Abstract

Anaerobic digestion of biopolymers into methane is accomplished by complex microbial communities that remain poorly characterized. Their composition tends to vary, likely as a result of many factors such as substrate composition, operating parameters, and microbial succession. In order to gain further insight, we performed a comparative analysis of microbial community composition amongst four mesophilic full scale anaerobic digesters, using a combined total of 133,789 high quality, non-chimeric bacterial and methanogen sequence reads from PCR-generated amplicons of the 16S rRNA gene. In three digesters that used manure as their main substrate, methanogen populations were composed predominantly of a common Methanosarcina-related Operational Taxonomic Unit (OTU). The composition of bacterial populations in these digesters was more diverse, with the most highly represented OTUs consisting of different combinations of Bacteroidetes-Chloroflexi or Bacteroidetes-Firmicutes-unclassified bacteria.

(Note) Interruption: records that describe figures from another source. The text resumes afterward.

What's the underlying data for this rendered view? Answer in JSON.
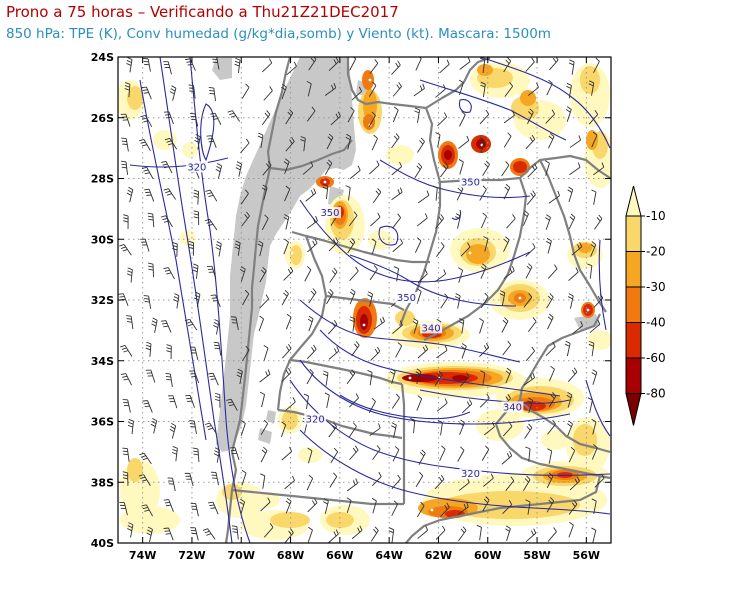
{
  "header": {
    "title": "Prono a 75 horas – Verificando a Thu21Z21DEC2017",
    "subtitle": "850 hPa: TPE (K), Conv humedad (g/kg*dia,somb) y Viento (kt). Mascara: 1500m"
  },
  "axes": {
    "lon_labels": [
      "74W",
      "72W",
      "70W",
      "68W",
      "66W",
      "64W",
      "62W",
      "60W",
      "58W",
      "56W"
    ],
    "lat_labels": [
      "24S",
      "26S",
      "28S",
      "30S",
      "32S",
      "34S",
      "36S",
      "38S",
      "40S"
    ]
  },
  "contour_labels": [
    {
      "text": "320",
      "lon": -71.8,
      "lat": -27.7
    },
    {
      "text": "350",
      "lon": -60.7,
      "lat": -28.2
    },
    {
      "text": "350",
      "lon": -66.4,
      "lat": -29.2
    },
    {
      "text": "350",
      "lon": -63.3,
      "lat": -32.0
    },
    {
      "text": "340",
      "lon": -62.3,
      "lat": -33.0
    },
    {
      "text": "340",
      "lon": -59.0,
      "lat": -35.6
    },
    {
      "text": "320",
      "lon": -67.0,
      "lat": -36.0
    },
    {
      "text": "320",
      "lon": -60.7,
      "lat": -37.8
    }
  ],
  "legend": {
    "labels": [
      "-10",
      "-20",
      "-30",
      "-40",
      "-60",
      "-80"
    ],
    "colors": [
      "#fff9c0",
      "#f9d76b",
      "#f5a623",
      "#f07a10",
      "#d92a00",
      "#a80000",
      "#7a0000"
    ]
  },
  "colors": {
    "mask": "#c8c8c8",
    "contour": "#2a2aa0",
    "boundary": "#808080",
    "wind": "#303030",
    "title": "#b40000",
    "subtitle": "#2a8fbf"
  }
}
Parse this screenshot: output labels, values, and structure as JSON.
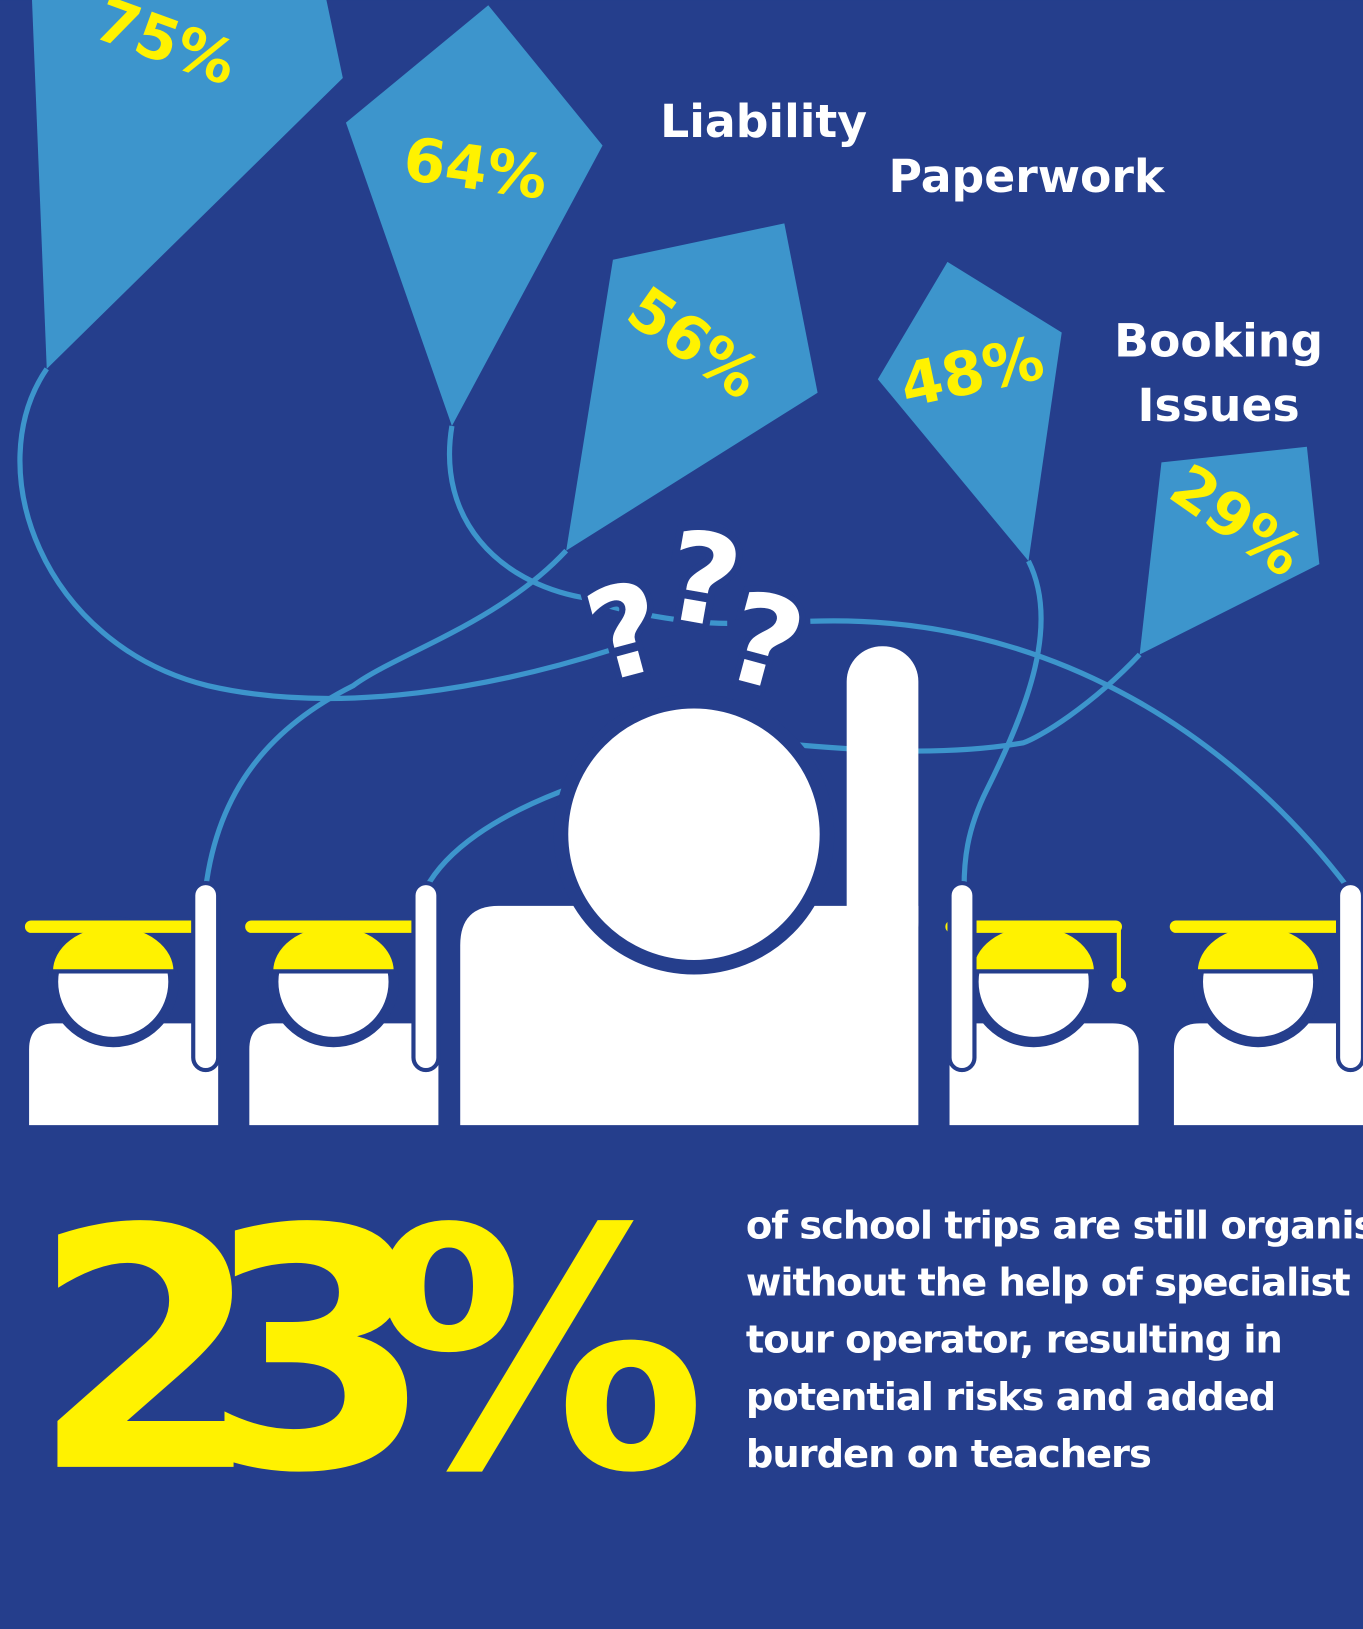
{
  "kites": [
    "75%",
    "64%",
    "56%",
    "48%",
    "29%"
  ],
  "labels": {
    "liability": "Liability",
    "paperwork": "Paperwork",
    "booking": [
      "Booking",
      "Issues"
    ]
  },
  "question_marks": [
    "?",
    "?",
    "?"
  ],
  "stat": {
    "value": "23%",
    "description": [
      "of school trips are still organised",
      "without the help of specialist",
      "tour operator, resulting in",
      "potential risks and added",
      "burden on teachers"
    ]
  }
}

In contrast, the dominant methanogen OTU in the remaining digester, whose substrate consisted of manure and offfarm lipid waste, was related to species of the genus Methanoculleus, and two bacterial OTUs (Chloroflexi and unclassified) together represented 83.7% of bacterial sequence reads. Our results suggest that while methanogen composition in anaerobic dairy manure digesters appeared to be limited to two main profiles, there was very limited convergence in bacterial phylogenetic composition. Since the major bacterial OTUs identified corresponded to uncultured species belonging to uncharacterized genera, future investigations will be required to determine their biochemical roles and assess the level of functional redundancy among them.